How to Make It
Cut off corn kernels from ears; scrape corn from cobs to yield about 2 cups total. Set aside kernels and scraped corn; discard cobs.
Stir together peas and salt in a medium saucepan. Add water to cover by a depth of 1 inch. Bring to a boil over high, skimming foam that rises to the top. Reduce heat to medium, and partially cover. Simmer until tender, 15 to 25 minutes. Drain; set aside.
While peas simmer, cook ham in a small saucepan over medium, stirring often, until slightly browned, about 5 minutes. Add cream and tomato paste, stirring to loosen browned glaze from bottom of pan. Reduce heat to medium, and bring to a simmer; remove from heat. Set aside.

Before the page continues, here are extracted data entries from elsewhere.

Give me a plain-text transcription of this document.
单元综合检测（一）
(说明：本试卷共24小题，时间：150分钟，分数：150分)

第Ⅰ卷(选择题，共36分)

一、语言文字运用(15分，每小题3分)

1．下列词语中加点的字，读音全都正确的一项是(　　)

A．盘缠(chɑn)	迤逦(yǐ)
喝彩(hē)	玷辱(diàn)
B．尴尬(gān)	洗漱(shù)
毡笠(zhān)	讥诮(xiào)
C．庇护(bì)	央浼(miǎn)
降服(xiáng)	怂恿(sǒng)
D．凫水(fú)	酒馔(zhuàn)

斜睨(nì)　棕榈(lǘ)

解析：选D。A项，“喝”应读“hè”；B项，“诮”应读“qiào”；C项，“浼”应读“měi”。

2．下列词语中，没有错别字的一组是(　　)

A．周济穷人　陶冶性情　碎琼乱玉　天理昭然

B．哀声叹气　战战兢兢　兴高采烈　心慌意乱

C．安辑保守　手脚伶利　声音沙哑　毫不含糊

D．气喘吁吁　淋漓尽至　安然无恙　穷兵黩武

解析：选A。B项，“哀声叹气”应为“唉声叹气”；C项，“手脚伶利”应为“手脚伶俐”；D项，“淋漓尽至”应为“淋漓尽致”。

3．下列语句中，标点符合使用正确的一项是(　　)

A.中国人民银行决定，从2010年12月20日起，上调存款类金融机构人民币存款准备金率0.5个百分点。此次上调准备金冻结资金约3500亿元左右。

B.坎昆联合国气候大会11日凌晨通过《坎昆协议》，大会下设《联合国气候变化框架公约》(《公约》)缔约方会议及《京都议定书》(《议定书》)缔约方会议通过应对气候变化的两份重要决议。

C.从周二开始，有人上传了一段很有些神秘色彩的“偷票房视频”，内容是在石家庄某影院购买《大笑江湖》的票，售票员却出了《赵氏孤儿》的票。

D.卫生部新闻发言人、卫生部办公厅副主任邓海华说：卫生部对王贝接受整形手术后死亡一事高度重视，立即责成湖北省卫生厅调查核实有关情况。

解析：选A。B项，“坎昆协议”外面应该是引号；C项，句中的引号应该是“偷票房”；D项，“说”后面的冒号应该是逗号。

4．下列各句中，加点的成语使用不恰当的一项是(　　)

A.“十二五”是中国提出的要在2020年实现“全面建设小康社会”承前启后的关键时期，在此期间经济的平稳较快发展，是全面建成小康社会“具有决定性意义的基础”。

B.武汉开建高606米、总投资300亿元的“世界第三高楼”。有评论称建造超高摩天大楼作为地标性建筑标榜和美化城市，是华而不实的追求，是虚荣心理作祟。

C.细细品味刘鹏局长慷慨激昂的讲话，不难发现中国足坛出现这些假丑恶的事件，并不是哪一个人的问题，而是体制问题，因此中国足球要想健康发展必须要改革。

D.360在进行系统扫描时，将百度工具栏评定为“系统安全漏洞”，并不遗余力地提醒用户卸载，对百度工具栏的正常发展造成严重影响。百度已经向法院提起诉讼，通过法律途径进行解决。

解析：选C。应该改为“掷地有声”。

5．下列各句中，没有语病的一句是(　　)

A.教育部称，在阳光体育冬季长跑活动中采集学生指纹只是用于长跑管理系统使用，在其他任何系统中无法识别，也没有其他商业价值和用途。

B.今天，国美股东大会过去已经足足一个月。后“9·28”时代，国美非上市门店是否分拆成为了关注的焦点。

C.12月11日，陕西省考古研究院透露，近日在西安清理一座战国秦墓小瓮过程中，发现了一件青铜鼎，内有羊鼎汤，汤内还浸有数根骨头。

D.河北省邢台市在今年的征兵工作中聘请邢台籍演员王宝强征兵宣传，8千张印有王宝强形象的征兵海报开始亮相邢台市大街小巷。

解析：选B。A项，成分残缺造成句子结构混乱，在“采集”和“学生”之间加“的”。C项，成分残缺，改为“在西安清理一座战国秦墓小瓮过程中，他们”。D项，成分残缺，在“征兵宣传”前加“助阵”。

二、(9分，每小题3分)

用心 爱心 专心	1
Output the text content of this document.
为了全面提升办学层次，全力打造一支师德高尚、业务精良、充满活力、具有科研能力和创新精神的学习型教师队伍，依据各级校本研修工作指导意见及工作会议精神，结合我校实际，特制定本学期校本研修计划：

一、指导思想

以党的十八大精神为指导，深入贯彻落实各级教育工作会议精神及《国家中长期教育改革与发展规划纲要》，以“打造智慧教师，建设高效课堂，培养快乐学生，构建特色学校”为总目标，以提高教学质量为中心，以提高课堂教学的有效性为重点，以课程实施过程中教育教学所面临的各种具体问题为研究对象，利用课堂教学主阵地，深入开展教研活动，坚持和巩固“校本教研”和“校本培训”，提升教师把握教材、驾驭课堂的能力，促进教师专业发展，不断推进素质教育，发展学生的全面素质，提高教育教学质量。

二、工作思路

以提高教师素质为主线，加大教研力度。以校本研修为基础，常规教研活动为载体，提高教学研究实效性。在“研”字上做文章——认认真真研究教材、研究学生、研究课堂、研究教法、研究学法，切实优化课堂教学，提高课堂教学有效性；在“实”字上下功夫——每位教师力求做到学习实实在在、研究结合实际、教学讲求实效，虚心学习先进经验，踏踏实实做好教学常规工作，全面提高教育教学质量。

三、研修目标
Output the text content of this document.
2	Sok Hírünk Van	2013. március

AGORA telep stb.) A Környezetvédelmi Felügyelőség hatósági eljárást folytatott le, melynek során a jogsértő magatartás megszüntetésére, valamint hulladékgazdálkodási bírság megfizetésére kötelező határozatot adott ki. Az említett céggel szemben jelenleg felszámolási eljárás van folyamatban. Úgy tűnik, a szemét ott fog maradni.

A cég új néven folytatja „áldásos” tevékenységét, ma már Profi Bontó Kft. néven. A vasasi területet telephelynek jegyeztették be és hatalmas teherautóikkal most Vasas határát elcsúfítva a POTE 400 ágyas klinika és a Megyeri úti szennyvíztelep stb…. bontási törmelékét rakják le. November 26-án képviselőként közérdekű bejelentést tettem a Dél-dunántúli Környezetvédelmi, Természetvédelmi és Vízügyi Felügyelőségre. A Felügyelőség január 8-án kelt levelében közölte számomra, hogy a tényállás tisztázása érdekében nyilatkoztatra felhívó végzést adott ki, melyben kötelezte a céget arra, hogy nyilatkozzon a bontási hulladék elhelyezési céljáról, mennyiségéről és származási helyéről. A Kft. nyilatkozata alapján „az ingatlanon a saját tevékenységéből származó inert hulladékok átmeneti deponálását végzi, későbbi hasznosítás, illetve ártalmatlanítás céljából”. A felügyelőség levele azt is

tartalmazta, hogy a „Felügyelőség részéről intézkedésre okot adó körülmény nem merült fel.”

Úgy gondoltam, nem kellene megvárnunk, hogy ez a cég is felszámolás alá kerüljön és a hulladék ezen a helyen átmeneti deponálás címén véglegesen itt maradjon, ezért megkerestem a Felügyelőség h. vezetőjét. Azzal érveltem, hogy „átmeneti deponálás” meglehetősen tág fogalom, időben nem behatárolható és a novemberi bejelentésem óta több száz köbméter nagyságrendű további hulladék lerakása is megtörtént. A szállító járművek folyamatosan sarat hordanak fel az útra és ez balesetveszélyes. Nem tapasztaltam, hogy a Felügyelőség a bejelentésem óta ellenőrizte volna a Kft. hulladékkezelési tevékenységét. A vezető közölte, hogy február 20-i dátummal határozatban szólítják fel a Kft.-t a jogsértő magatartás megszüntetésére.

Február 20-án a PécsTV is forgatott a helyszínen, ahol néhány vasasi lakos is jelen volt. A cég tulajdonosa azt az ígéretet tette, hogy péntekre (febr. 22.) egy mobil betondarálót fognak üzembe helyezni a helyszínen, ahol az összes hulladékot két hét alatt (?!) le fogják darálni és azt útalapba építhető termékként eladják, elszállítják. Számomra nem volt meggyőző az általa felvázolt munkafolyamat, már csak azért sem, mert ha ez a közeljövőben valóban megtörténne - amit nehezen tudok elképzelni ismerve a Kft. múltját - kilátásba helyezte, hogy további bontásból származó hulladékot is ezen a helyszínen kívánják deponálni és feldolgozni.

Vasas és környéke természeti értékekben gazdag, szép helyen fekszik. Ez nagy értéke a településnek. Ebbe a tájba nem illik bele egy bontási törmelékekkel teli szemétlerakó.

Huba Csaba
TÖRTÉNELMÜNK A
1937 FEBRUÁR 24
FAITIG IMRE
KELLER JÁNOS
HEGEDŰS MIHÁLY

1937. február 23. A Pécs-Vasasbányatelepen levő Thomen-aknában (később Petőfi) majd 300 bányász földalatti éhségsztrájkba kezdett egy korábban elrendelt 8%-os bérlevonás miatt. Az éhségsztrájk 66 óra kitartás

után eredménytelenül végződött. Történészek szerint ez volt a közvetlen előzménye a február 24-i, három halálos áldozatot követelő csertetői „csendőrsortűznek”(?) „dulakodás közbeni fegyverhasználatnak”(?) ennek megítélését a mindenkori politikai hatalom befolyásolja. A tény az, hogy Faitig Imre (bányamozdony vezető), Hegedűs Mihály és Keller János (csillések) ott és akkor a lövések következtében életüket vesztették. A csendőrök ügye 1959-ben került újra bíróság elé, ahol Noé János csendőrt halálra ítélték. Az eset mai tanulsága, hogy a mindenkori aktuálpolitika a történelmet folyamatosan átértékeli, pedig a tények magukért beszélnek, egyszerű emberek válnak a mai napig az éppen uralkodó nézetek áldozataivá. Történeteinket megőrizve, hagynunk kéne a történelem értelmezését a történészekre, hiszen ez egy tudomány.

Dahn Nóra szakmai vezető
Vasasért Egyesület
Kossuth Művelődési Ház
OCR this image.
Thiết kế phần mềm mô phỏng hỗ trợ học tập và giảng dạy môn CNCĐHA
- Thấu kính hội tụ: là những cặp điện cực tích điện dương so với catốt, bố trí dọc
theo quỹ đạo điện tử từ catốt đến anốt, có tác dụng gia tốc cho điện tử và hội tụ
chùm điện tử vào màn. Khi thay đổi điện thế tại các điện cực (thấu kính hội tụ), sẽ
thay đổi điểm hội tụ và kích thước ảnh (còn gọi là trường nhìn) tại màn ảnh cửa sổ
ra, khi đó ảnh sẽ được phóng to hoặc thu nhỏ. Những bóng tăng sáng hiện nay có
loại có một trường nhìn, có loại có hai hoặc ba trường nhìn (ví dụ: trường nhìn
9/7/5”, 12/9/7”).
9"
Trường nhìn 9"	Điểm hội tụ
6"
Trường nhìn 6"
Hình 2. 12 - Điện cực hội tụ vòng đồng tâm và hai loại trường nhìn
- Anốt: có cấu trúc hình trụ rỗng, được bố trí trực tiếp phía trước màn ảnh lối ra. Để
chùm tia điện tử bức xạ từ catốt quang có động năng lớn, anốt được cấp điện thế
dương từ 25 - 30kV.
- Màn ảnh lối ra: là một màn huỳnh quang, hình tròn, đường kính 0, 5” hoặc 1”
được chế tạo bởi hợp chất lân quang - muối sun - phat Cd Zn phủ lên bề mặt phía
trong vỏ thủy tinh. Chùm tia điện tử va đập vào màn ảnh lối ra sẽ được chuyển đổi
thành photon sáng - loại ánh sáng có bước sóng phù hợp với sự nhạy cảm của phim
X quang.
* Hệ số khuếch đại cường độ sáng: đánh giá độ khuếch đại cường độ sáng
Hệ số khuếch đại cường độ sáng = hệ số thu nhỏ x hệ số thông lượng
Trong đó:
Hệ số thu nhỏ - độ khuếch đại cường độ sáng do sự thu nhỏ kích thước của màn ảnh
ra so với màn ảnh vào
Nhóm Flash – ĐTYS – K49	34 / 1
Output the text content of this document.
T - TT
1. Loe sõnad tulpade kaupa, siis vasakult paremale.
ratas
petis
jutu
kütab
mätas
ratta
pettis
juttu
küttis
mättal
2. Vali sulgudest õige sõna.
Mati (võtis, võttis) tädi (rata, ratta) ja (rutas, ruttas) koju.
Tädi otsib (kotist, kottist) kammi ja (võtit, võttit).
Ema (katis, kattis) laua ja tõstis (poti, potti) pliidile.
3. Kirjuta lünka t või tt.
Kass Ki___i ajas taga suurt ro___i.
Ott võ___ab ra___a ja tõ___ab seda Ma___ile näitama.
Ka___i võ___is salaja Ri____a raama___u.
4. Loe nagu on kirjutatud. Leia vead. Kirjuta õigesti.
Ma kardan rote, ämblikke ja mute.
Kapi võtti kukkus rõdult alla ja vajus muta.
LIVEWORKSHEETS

Melt butter in a large skillet over medium-high. Add onion; cook, stirring occasionally, until onion starts to soften, about 5 minutes. Stir in corn, peas, and okra. Reduce heat to medium-low; cover and cook, undisturbed, 5 minutes. (Let okra cook a few minutes before stirring to reduce stringiness.)
Uncover skillet. Stir in reserved ham-cream mixture, and cook, stirring occasionally, until vegetables are tender and sauce thickens slightly, 10 minutes. Stir in hot sauce and pepper. Stir in basil; serve immediately.